AI Coding Assistant Targeting

Microsoft's analysis confirmed the payload operates across Linux, macOS, and Windows by dynamically downloading the appropriate Bun runtime for each platform, though Linux CI/CD runners appear to be the primary target. On developer systems, the malware steals SSH keys, CLI credentials, browser data, and wallet information. In CI/CD environments, it scrapes GitHub Actions runner memory for secrets, escalates privileges using passwordless sudo, and republishes poisoned packages with forged SLSA provenance to enable downstream propagation.

Immediate Mitigation Actions

• Rotate all credentials immediately if any affected packages were installed, including SSH keys, cloud provider tokens, npm tokens, and API keys for AI services
• Disable install scripts and native rebuilds by default using npm config set ignore-scripts true
• Pin all packages with integrity hashes (package-lock.json) and verify checksums before installation
• Enable kernel lockdown on Linux systems to prevent eBPF rootkit deployment and expose hidden processes
• Audit GitHub Actions workflows for unauthorized modifications and review commit history for suspicious authors like 'claude@users.noreply.github.com'
• Scan AI coding assistant configuration directories for injected backdoor files
• Review build artifacts in CI/CD pipelines for suspicious files containing credential dumps
• Implement runtime monitoring to detect unexpected Bun runtime installations and binding.gyp executions

Detection and Response Priorities

Organizations should immediately audit dependencies for any packages associated with the asteroiddao npm account and the compromised RedHatInsights GitHub organization. Security teams must expand monitoring beyond traditional preinstall and postinstall hooks to include binding.gyp file analysis. The targeting of AI coding assistants represents a paradigm shift in supply chain attacks, requiring new detection strategies focused on IDE configuration files and AI service credential stores. Given the self-propagating nature of both campaigns and their ability to forge SLSA provenance, teams cannot rely solely on package metadata for trust decisions.

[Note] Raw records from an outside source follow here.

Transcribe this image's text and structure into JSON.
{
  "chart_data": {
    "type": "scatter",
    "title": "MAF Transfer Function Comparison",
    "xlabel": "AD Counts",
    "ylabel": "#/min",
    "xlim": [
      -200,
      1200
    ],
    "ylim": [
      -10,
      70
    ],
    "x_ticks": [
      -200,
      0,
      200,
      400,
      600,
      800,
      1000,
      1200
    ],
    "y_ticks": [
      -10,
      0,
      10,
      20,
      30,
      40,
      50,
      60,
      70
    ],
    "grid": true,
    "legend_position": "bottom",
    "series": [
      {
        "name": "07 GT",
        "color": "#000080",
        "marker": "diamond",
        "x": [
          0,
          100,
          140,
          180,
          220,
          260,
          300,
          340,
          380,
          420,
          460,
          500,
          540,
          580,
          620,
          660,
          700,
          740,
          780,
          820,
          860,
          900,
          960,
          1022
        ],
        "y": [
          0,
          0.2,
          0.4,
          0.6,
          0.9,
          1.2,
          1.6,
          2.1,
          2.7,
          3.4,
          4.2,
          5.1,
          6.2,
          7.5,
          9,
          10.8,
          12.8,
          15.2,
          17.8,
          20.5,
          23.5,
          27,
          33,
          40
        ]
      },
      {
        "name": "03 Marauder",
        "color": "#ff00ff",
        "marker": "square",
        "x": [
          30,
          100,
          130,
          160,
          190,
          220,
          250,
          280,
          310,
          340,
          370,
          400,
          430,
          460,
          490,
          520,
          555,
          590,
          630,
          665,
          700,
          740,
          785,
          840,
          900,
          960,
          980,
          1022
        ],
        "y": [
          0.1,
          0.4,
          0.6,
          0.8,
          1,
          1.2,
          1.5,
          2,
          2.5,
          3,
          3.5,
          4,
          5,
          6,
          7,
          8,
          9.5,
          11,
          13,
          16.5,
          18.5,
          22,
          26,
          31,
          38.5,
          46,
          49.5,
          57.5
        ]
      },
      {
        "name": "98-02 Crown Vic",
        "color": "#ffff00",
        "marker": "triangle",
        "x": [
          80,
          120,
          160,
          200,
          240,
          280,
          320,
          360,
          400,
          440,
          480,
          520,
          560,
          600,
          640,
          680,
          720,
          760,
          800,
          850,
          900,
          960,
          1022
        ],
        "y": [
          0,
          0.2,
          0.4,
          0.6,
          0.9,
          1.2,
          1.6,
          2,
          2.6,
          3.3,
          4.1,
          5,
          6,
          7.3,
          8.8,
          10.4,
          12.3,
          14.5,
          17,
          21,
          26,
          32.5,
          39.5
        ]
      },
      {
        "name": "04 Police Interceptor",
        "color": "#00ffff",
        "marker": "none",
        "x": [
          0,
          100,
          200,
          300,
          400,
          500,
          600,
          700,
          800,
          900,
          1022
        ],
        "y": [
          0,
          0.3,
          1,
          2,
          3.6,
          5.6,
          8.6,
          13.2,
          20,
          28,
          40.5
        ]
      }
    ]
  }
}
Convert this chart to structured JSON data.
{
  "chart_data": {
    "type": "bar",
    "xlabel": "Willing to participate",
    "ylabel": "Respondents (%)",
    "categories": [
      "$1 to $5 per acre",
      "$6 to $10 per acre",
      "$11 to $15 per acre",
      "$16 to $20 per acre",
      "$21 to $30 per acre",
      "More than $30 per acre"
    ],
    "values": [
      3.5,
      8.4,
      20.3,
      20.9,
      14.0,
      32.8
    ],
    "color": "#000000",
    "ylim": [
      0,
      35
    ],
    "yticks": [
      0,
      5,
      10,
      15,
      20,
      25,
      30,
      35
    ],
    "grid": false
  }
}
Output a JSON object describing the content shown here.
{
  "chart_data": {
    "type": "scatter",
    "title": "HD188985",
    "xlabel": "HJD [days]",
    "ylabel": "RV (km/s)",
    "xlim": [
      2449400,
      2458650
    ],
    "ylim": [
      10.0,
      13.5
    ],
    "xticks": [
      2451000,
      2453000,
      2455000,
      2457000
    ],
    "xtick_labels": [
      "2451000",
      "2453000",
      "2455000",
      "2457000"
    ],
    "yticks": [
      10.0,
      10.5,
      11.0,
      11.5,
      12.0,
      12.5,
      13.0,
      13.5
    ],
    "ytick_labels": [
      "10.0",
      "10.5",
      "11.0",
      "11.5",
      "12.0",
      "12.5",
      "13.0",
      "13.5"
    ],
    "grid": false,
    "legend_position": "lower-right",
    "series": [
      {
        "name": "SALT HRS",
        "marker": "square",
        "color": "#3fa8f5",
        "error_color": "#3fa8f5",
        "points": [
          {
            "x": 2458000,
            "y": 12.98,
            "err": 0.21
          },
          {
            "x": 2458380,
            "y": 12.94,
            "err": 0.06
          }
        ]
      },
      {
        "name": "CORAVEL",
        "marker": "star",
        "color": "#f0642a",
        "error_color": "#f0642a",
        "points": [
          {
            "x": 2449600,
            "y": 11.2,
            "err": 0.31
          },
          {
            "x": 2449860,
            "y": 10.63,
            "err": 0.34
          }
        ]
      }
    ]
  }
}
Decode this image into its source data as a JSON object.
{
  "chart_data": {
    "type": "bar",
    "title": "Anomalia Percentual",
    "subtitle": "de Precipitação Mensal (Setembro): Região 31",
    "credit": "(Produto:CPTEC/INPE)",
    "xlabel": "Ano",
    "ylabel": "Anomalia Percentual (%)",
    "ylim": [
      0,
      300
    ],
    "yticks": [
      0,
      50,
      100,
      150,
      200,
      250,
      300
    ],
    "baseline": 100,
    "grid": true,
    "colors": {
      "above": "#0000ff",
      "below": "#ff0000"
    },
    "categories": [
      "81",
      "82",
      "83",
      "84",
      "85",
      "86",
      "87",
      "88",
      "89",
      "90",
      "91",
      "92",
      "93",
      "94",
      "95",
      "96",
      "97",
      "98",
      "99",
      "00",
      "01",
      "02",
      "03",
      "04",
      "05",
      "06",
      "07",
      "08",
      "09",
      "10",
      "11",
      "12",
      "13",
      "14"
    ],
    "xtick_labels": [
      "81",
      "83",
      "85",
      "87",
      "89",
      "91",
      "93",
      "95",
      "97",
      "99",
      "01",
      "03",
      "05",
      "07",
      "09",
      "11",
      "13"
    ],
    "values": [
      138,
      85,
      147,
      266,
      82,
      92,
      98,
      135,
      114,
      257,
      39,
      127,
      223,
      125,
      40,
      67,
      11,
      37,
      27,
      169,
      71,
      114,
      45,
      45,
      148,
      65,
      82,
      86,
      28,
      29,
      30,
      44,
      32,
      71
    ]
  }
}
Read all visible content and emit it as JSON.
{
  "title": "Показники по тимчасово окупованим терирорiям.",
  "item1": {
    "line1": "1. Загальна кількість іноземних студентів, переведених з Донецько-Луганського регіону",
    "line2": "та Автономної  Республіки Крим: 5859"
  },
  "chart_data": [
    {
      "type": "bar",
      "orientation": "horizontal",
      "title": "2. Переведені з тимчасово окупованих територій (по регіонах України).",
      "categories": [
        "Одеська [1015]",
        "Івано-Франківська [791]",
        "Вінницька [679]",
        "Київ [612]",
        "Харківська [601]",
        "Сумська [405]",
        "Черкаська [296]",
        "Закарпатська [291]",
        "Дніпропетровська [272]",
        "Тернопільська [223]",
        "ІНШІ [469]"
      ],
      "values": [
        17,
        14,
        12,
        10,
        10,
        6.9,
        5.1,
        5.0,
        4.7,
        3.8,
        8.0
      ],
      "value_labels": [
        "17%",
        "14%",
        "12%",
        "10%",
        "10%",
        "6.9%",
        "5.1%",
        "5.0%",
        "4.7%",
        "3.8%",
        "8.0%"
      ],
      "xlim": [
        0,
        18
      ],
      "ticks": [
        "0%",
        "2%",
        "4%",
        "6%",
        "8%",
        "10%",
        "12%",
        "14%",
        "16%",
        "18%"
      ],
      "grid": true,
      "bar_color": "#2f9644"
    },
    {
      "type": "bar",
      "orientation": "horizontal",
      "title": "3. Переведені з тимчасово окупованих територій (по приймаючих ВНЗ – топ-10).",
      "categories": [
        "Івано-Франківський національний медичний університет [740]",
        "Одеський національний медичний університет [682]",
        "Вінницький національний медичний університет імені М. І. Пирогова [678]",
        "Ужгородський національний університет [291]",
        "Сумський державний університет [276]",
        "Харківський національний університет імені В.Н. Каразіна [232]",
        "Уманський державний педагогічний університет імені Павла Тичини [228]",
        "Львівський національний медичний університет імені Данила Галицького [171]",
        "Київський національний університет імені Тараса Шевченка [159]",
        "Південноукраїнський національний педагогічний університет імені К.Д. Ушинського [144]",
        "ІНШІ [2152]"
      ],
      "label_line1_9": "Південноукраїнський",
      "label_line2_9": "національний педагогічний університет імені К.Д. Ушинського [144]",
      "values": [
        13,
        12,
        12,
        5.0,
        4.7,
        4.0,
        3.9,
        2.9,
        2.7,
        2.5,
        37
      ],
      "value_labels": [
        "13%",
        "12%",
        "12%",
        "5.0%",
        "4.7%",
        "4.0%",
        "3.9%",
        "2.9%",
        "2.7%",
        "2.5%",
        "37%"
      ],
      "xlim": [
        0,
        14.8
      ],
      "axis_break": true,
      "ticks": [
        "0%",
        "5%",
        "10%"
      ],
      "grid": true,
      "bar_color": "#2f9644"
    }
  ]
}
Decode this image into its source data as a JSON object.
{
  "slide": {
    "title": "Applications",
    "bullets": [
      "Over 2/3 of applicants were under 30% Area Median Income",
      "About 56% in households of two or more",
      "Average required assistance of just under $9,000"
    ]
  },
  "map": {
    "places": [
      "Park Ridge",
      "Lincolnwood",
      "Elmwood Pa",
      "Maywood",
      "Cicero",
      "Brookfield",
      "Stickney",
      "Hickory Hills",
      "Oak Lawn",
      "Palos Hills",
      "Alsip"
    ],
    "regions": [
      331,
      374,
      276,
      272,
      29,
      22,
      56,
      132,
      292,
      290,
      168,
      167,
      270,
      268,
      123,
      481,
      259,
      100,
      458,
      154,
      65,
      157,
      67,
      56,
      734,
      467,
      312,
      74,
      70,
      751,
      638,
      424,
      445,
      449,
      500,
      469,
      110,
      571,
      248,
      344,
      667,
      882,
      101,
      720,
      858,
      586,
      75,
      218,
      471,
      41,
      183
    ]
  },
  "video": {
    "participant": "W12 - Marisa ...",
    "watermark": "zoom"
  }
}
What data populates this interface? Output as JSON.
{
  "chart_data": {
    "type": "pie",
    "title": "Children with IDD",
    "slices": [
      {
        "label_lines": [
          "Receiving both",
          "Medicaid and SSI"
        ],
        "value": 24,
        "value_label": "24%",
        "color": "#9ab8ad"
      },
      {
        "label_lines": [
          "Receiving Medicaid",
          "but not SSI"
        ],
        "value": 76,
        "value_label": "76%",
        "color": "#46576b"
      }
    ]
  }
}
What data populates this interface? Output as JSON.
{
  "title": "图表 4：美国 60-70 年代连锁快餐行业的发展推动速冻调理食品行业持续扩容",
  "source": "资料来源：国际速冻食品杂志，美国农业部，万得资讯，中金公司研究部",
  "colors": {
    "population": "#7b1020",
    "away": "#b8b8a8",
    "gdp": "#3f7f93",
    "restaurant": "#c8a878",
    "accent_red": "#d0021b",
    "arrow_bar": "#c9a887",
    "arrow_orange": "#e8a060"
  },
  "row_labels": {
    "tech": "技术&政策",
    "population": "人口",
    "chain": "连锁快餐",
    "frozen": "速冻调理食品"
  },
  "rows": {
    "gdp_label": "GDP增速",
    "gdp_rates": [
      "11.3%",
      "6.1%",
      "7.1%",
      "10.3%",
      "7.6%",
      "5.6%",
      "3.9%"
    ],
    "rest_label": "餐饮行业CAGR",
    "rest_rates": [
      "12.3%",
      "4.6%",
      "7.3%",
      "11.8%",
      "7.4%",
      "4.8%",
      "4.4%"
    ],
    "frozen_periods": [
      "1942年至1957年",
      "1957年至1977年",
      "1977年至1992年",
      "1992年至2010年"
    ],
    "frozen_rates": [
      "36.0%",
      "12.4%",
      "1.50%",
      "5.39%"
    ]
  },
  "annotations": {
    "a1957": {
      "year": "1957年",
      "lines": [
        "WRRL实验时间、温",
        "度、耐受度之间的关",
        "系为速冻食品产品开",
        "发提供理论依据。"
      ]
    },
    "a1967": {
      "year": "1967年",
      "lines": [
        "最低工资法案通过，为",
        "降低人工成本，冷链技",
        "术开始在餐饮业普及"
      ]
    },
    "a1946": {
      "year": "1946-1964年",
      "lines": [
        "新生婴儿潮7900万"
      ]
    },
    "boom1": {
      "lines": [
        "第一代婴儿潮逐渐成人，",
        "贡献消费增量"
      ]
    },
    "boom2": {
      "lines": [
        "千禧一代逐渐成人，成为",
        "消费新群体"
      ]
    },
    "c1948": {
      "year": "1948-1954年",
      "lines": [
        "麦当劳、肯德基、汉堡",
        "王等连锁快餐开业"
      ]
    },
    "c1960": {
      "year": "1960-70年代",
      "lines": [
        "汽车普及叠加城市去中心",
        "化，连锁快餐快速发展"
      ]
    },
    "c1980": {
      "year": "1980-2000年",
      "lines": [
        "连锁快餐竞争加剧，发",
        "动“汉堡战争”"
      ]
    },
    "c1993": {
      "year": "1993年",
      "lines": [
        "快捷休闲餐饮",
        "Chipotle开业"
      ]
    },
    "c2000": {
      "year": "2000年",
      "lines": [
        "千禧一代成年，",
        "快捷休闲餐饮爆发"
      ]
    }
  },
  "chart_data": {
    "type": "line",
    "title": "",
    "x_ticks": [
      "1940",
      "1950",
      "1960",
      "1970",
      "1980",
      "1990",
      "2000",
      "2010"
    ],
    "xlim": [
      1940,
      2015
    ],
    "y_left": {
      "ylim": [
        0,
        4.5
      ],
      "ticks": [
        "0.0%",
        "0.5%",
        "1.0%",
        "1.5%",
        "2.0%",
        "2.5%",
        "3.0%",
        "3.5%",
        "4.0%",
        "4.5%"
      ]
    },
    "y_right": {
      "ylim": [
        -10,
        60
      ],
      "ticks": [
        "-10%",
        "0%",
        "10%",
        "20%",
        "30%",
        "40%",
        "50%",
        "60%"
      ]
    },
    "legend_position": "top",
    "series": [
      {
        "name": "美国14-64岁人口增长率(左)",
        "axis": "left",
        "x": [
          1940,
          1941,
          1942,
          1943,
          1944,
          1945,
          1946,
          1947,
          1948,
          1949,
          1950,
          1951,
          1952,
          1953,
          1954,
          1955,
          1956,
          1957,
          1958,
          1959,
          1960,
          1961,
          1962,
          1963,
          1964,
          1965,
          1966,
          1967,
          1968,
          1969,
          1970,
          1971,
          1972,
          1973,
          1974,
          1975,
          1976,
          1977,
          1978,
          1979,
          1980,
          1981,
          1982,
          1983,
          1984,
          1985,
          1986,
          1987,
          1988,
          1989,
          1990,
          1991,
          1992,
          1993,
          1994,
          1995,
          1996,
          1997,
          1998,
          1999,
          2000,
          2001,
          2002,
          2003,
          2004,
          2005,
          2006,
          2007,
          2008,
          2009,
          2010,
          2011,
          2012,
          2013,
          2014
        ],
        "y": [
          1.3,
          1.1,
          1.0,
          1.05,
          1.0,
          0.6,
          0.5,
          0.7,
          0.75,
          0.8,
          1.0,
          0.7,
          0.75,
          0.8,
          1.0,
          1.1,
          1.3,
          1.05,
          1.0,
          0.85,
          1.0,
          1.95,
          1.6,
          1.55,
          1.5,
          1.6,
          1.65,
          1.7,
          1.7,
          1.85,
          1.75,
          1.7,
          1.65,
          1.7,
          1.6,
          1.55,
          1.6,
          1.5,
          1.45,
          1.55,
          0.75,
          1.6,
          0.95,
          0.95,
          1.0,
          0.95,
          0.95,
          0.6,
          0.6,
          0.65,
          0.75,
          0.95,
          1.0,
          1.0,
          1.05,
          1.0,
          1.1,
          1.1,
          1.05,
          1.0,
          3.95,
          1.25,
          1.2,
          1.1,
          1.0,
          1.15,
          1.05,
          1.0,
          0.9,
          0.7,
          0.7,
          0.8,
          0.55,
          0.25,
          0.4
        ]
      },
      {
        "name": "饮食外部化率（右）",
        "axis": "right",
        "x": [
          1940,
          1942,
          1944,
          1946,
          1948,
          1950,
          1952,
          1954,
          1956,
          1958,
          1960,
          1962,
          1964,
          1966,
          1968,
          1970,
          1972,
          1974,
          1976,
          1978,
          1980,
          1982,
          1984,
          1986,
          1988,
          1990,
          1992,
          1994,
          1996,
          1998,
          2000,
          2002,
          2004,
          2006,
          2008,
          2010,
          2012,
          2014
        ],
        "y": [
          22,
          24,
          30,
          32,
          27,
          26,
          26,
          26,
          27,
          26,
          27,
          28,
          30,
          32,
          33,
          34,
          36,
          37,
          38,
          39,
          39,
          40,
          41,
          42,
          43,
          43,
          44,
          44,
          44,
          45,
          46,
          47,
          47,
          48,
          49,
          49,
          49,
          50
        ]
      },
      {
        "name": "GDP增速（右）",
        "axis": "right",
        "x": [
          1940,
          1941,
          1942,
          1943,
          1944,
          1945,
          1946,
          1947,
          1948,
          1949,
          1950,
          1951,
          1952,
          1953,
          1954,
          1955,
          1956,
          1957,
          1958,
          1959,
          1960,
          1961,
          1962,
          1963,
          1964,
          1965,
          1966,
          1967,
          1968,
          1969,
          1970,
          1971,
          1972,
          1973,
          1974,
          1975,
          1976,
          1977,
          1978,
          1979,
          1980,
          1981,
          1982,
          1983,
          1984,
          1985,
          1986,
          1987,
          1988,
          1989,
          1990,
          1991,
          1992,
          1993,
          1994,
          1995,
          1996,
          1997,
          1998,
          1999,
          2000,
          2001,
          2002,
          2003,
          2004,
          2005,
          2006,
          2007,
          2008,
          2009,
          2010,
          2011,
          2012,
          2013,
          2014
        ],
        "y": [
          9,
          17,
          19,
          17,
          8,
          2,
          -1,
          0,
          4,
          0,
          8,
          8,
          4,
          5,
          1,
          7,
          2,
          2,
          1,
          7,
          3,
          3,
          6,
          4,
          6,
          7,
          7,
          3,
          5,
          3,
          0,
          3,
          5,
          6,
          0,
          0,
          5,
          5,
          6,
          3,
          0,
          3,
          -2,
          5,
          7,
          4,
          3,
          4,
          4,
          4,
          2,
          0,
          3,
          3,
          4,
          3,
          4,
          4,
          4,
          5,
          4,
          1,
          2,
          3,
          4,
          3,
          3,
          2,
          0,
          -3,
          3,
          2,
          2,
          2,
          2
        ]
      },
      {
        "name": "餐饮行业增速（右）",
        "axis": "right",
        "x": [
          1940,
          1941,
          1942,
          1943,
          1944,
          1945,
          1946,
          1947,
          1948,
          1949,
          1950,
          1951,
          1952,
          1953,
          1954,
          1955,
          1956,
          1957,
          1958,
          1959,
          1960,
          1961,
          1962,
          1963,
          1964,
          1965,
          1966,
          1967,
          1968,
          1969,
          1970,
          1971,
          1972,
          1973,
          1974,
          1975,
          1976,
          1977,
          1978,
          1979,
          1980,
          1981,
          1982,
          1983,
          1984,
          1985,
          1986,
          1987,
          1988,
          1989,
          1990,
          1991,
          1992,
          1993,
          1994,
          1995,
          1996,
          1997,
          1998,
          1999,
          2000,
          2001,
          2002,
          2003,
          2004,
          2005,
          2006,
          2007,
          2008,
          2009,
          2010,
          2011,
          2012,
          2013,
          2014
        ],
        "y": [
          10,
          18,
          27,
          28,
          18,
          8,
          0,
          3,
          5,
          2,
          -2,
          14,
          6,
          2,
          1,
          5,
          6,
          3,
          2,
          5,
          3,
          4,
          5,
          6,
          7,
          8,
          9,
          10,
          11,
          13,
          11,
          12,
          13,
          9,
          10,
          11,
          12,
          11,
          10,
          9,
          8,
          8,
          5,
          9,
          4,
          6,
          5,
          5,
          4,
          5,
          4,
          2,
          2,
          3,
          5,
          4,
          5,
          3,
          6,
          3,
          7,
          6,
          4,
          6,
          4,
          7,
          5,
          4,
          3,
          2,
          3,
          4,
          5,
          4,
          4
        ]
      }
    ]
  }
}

The simultaneous deployment of IronWorm and the new Miasma variant demonstrates increasing sophistication in npm supply chain attacks. The combination of kernel-level rootkits, novel execution vectors, CI/CD exploitation, and AI assistant targeting indicates threat actors are adapting to modern development workflows. Organizations must implement defense-in-depth strategies that assume compromise and focus on limiting blast radius through credential rotation, least-privilege access, and runtime behavioral monitoring rather than relying exclusively on static package scanning.